Polymersome–hydrogel composites with combined quick and long-term antibacterial activities†
Abstract
We present an antibacterial polymersome–hydrogel composite that combines the advantages of both antimicrobial peptides and antibiotics. The polymersomes are self-assembled from poly(ε-caprolactone)-block-poly(lysine-stat-phenylalanine) [PCL-b-P(Lys-stat-Phe)], exhibiting long-acting intrinsic antibacterial capabilities against both Gram-positive and Gram-negative bacteria.
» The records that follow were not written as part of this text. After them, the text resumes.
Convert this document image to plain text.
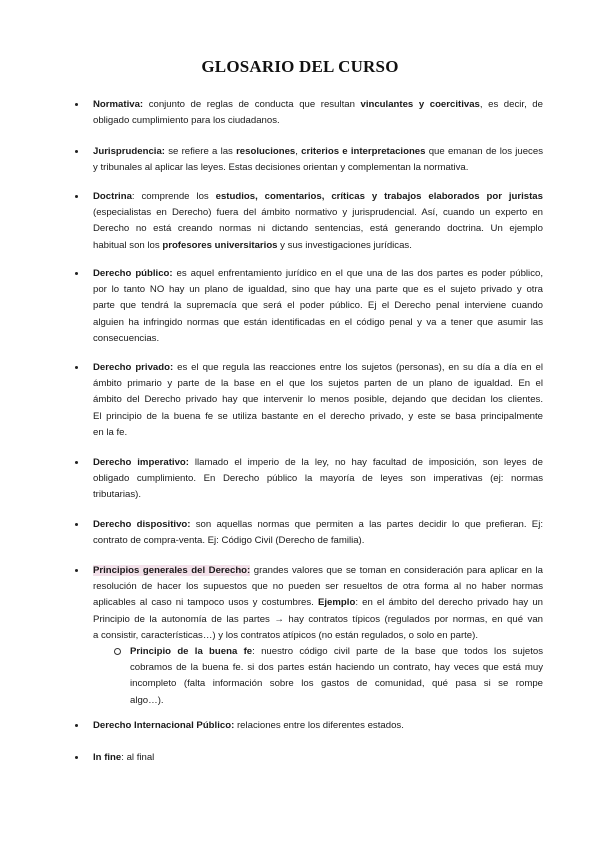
GLOSARIO DEL CURSO
Normativa: conjunto de reglas de conducta que resultan vinculantes y coercitivas, es decir, de
obligado cumplimiento para los ciudadanos.
Jurisprudencia: se refiere a las resoluciones, criterios e interpretaciones que emanan de los jueces
y tribunales al aplicar las leyes. Estas decisiones orientan y complementan la normativa.
Doctrina: comprende los estudios, comentarios, críticas y trabajos elaborados por juristas
(especialistas en Derecho) fuera del ámbito normativo y jurisprudencial. Así, cuando un experto en
Derecho no está creando normas ni dictando sentencias, está generando doctrina. Un ejemplo
habitual son los profesores universitarios y sus investigaciones jurídicas.
Derecho público: es aquel enfrentamiento jurídico en el que una de las dos partes es poder público,
por lo tanto NO hay un plano de igualdad, sino que hay una parte que es el sujeto privado y otra
parte que tendrá la supremacía que será el poder público. Ej el Derecho penal interviene cuando
alguien ha infringido normas que están identificadas en el código penal y va a tener que asumir las
consecuencias.
Derecho privado: es el que regula las reacciones entre los sujetos (personas), en su día a día en el
ámbito primario y parte de la base en el que los sujetos parten de un plano de igualdad. En el
ámbito del Derecho privado hay que intervenir lo menos posible, dejando que decidan los clientes.
El principio de la buena fe se utiliza bastante en el derecho privado, y este se basa principalmente
en la fe.
Derecho imperativo: llamado el imperio de la ley, no hay facultad de imposición, son leyes de
obligado cumplimiento. En Derecho público la mayoría de leyes son imperativas (ej: normas
tributarias).
Derecho dispositivo: son aquellas normas que permiten a las partes decidir lo que prefieran. Ej:
contrato de compra-venta. Ej: Código Civil (Derecho de familia).
Principios generales del Derecho: grandes valores que se toman en consideración para aplicar en la
resolución de hacer los supuestos que no pueden ser resueltos de otra forma al no haber normas
aplicables al caso ni tampoco usos y costumbres. Ejemplo: en el ámbito del derecho privado hay un
Principio de la autonomía de las partes → hay contratos típicos (regulados por normas, en qué van
a consistir, características…) y los contratos atípicos (no están regulados, o solo en parte).
Principio de la buena fe: nuestro código civil parte de la base que todos los sujetos
cobramos de la buena fe. si dos partes están haciendo un contrato, hay veces que está muy
incompleto (falta información sobre los gastos de comunidad, qué pasa si se rompe
algo…).
Derecho Internacional Público: relaciones entre los diferentes estados.
In fine: al final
In addition, penicillin is encapsulated into the polymersomes, showing quick and enhanced antibacterial activities. Furthermore, a dynamic hydrogel network is prepared based on the Schiff base linkages between the aldehyde groups of dibenzaldehyde-functionalized PEG (DF-PEG) and the amino groups of chitosan. During this process, the penicillin-loaded polymersomes are grafted into the hydrogel networks by Schiff base linkages to afford polymersome–hydrogel composites, which exhibit two-stage antibacterial behavior: (1) penicillin can be released from the hydrogel networks for quick antibacterial function; (2) the polymersomes and the remaining penicillin can be further released for long-term antibacterial effects. Overall, this polymersome–hydrogel composite represents a new type of injectable antibacterial biomaterial for quick and long-acting antibacterial applications.